Sebagai Menteri Dalam Negeri, May tidak lagi fokus pada kepolisian dan imigrasi. Sebagai perdana menteri, ia menampilkan dirinya sebagai penjaga “kehendak rakyat” mengenai Brexit.
Putri seorang pendeta Gereja Inggris, dia telah menikah sejak tahun 1980 dan tidak memiliki anak.
May pertama kali terpilih menjadi anggota parlemen pada tahun 1997 dan pada tahun 2010 menduduki jabatan menteri tertinggi dalam pemerintahan koalisi di bawah Cameron.
Dia dikritik – sebagai menteri dalam negeri dan kemudian sebagai perdana menteri – karena kebijakan “lingkungan yang tidak bersahabat” terhadap migran ilegal dan karena gagal menepati janji untuk mengurangi migrasi bersih tahunan Inggris hingga di bawah 100.000 orang.
Anggota parlemen veteran Konservatif Ken Clarke mengatakan kepada BBC bahwa May telah “diperlakukan dengan kejam” oleh partainya, dan memuji upayanya yang gigih untuk mewujudkan Brexit meskipun ada banyak hambatan.
May menggambarkan dirinya sebagai pegawai negeri yang berdedikasi dan pekerja keras yang bertekad mewujudkan Brexit.
Pengulangan slogan-slogan seperti “Brexit berarti Brexit” dan “pemerintahan yang kuat dan stabil” membuatnya mendapat julukan “Maybot”.
Tampaknya ia berusaha menghilangkan gambaran kekakuan ini dengan menari bersama anak-anak muda setempat selama kunjungan televisi ke Kenya dan Afrika Selatan.
Setelah beberapa penonton menertawakan gerakan canggungnya, May menyaksikan konferensi Konservatif tahun lalu dengan suara “Dancing Queen” dari ABBA.
Dia terkadang bercanda atau mengolok-olok dirinya sendiri di parlemen, tetapi lebih sering dia melontarkan sindiran tajam kepada pemimpin sayap kiri Partai Buruh, Jeremy Corbyn.

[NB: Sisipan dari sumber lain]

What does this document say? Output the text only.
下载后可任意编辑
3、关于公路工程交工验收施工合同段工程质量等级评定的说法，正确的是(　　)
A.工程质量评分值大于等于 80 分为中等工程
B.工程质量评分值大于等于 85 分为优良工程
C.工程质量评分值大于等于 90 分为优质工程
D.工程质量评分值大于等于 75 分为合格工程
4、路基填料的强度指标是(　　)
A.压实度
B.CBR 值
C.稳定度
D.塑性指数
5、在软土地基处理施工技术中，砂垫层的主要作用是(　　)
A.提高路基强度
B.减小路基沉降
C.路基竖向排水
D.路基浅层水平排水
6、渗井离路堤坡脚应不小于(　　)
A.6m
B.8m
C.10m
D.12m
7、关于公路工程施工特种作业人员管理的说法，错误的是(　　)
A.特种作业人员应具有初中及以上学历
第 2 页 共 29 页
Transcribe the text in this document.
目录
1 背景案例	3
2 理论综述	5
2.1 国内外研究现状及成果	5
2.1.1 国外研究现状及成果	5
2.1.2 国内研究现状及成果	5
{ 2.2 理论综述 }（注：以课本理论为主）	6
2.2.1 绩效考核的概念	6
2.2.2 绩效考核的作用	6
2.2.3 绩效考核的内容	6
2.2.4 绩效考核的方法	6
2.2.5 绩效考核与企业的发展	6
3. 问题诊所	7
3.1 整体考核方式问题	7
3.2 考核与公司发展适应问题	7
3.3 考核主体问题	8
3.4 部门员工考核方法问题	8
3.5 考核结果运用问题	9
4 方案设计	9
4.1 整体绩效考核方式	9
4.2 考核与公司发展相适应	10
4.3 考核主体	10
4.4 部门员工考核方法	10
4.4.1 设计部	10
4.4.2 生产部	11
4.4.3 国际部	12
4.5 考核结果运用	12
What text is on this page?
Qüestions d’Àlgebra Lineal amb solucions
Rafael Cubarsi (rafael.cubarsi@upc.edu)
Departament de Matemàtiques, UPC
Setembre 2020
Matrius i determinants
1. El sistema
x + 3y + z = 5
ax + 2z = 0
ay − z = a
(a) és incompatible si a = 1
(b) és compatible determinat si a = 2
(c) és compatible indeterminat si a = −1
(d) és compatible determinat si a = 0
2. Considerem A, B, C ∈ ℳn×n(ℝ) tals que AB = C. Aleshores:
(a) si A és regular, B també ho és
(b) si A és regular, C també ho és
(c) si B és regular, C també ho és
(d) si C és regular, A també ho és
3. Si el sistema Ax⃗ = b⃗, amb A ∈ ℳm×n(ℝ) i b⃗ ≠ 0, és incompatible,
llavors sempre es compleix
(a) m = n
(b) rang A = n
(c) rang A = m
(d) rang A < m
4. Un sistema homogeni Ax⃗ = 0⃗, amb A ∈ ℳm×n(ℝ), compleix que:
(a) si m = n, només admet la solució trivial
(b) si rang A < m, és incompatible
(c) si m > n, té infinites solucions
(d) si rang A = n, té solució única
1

May, seorang penggemar kriket, minggu lalu (15 Juli) men-tweet gambar lain dari tariannya – kali ini bersama suaminya Philip untuk merayakan kemenangan Inggris di final Piala Dunia Kriket.
Selama panggilan radio baru-baru ini, dia ditanyai yang mana dari mantan pemukul pembuka Yorkshire dan Inggris yang produktif, Geoff Boikot, yang memiliki kualitas ketahanan, keras kepala, dan pikiran berdarah yang paling dia kenali.
“Yah, Ken Clarke pernah menggambarkanku sebagai wanita yang sangat sulit,” jawab May.
“Wanita yang sangat sulit” ini tidak dapat mewujudkan Brexit dan akhirnya menerima dua bulan lalu – pada bulan Mei, dengan cukup tepat – bahwa dia harus menyerahkan tongkat kriket metaforisnya kepada pemimpin Konservatif yang baru.